LACRIMAS PROFUNDERE continues to shuffle down the path of Goth Rock on their latest album, “The Grandiose Nowhere.” At the dawn of the new millennium, LACRIMAS PROFUNDERE were a noticeably different type of beast, churning out gloomy but critically-acclaimed Doom Metal albums in the vein of ANATHEMA. Nowadays, however, their sound is much closer to that of Finnish Goth Rockers HIM The change in style was accompanied by an increase in monotony and a subsequent nosedive in review scores at "The Metal Observer".
LACRIMAS PROFUNDERE’s problem, as noted by other reviewers, is that, unlike H.I.M., they seem to encounter difficulty in creating “hooks.” It’s easy to describe “The Grandiose Nowhere” as a whole; it’s a dark, moody, depressing album with a heaviness somewhere between Goth Rock and Goth Metal.

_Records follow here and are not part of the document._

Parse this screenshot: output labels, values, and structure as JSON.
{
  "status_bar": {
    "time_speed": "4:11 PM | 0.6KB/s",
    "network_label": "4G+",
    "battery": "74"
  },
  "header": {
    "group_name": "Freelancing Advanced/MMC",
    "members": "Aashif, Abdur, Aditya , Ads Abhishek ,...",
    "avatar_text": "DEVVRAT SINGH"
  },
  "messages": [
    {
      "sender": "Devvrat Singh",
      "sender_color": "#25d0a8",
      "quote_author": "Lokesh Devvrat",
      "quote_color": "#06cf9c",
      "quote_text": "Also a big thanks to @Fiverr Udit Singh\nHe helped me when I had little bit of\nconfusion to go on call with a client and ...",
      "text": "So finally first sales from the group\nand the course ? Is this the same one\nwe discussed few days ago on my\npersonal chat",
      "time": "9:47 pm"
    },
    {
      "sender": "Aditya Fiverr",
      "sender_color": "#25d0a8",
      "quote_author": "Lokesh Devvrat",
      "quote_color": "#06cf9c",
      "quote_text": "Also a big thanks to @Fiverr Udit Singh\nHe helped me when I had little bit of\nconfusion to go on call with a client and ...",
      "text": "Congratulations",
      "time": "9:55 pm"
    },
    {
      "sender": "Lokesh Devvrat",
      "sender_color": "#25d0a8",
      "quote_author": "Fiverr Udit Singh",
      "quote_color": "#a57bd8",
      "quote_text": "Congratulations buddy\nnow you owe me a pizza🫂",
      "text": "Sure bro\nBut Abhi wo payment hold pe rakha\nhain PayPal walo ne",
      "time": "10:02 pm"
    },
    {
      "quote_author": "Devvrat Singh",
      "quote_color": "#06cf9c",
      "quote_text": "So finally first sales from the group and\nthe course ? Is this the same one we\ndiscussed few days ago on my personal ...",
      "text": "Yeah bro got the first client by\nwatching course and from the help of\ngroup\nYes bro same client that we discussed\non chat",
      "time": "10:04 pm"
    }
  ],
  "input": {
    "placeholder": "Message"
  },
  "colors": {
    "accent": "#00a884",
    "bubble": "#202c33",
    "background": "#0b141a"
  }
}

It’s got the requisite keyboards, low-ranged vocals, and plain-Jane guitars that are common to nearly every Goth band on the planet. Trying to identify individual songs is much more difficult. From “Be Mine In Tears” to “Dead Heart Serenade,” nearly every song is a rehash of the same formula, with brooding verses leading to unmemorable choruses. Taken as a whole, the album certainly has a semblance of a working “sound,” but trying to identify its constituent parts often results nothing more than a vague “Bleak Song #3.”
The one standout track on the album is “No Matter Where You Shoot Me Down,” a song that corrects nearly everything that’s wrong with the band’s other tracks. The vocals are more Alternative Rock than Goth Rock, instantly lending the song a bit more catchiness. The beat is minimal rather than overpowering, and the guitar’s job is reduced to a despair-filled, fuzzed-out chord now and then. Oh, let’s not forget the well-placed funeral bells. “No Matter Where You Shoot Me Down” sounds like a proper, elegant commercialization of Doom Metal compared to the cookie-cutter filler of the rest of the album.

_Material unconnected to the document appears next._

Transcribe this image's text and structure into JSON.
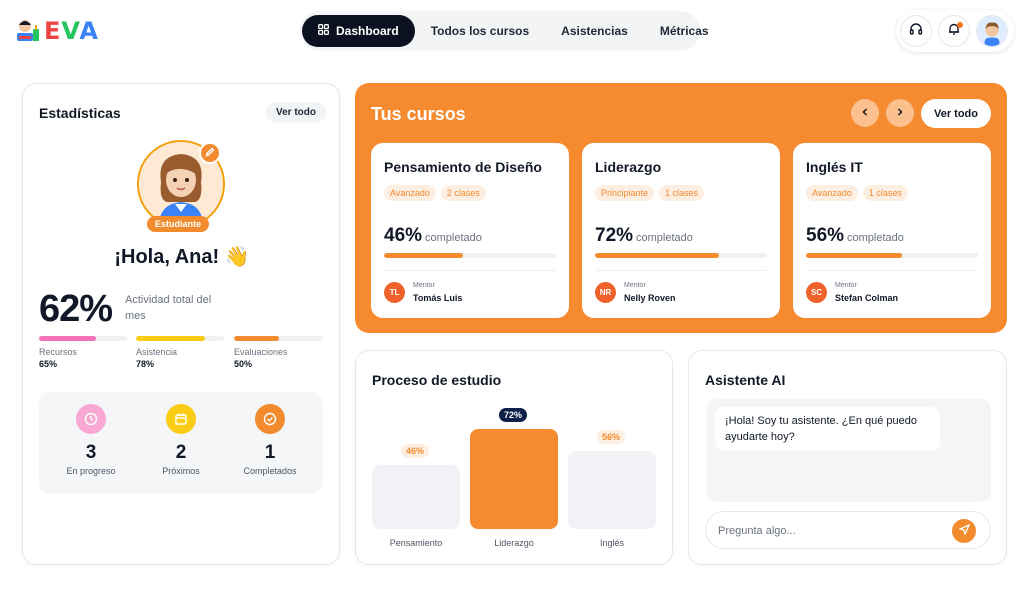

Unless you’re really into Gothic Rock, or think that the band’s jumping onto Ville Valo’s bandwagon was a move for the better, “The Grandiose Nowhere” does little to justify a purchase. It’s a shame that “The Letter” received the honour of being the album’s video single rather than “No Matter Where You Shoot Me Down,” as the latter is the song most worthy of promotion. There has been no shortage of Gothic Rock coming out of Europe lately, so “The Grandiose Nowhere” should be reserved for only the diehards. Everyone else can pass on this mediocre album.